Take Shelter ("mettre à l'abri", "trouver refuge") est typiquement le genre de film qui vous trotte dans la tête longtemps après son visionnage. Et à juste titre, car c'est une véritable réussite.
Pourtant, l'histoire n'a rien d'extraordinaire : on suit une famille américaine lambda dont le père est pris de violents cauchemars. Persuadé qu'une grosse tempête se prépare, il va peu à peu sombrer dans la paranoïa et mettre sa vie personnelle en péril.
Malgré un déroulement relativement lent, on s'identifie assez vite à cette famille. Les acteurs nous y aide beaucoup, à l'image de Michael Shannon, quasiment sur tous les plans. Sa performance est remarquable et surprenante pour un mec habitué à squatter les seconds rôles.

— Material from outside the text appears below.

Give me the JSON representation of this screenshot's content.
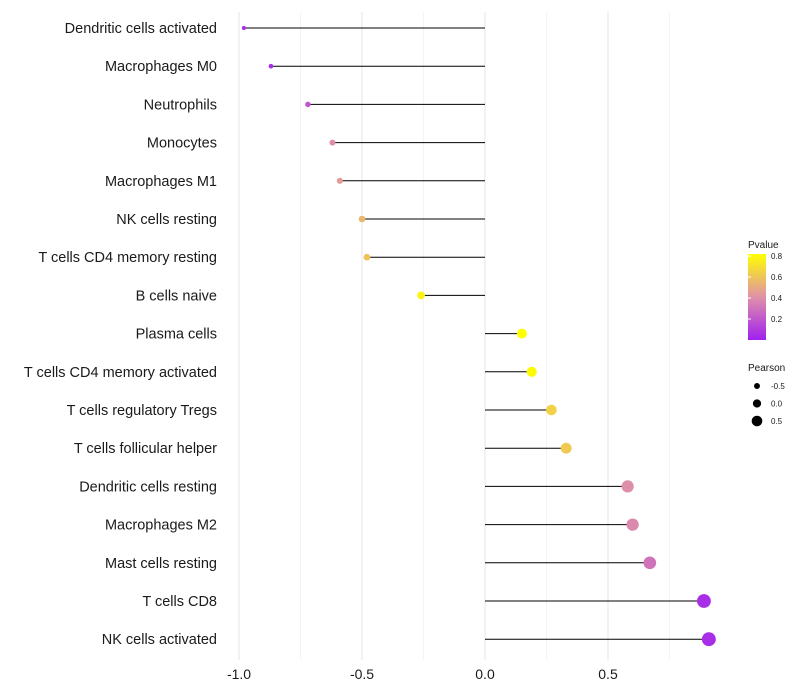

Les doutes s'installent chez lui en même-temps qu'ils vont s'installer chez le spectateur. Jeff Nichols l'a bien compris et va jouer là-dessus durant tout le film. Est-il vraiment fou ? Voit-il juste ? Un certain malaise se met en place dans le seul but de nous troubler.
Take Shelter, résolument imprévisible, nous oblige à patienter alors que la psychose se fait de plus en plus oppressante. Le suspense, parfois insoutenable ("Open the door !"), est maintenu avec brio jusqu'à la scène finale somptueuse.
La mise en scène, impeccable, participe grandement à cette fascination pour le long métrage, tout comme la photographie, vraiment sublime. Les nuages d'oiseaux, le ciel en furie, cette pluie crasseuse : tous ces petits effets spéciaux, jamais surenchéris, rendent le film totalement envoûtant, dépaysant.
Même si Take Shelter est avant-tout un film fantastique, c'est surtout une occasion en or pour Jeff Nichols de dresser le portrait d'une Amérique singulière, rattrapée par la paranoïa d'une prochaine catastrophe naturelle, alors que les abris anti-atomiques/anti-tornades se construisent et se multiplient à une vitesse inimaginable (traumatisme post-11 septembre ?).
Si le film aime s'amuser à osciller entre réalité et illusion à travers les visions du personnage de Michael Shannon, on peut être sûr d'une seule chose : la peur et la psychose, elles, sont bien réelles.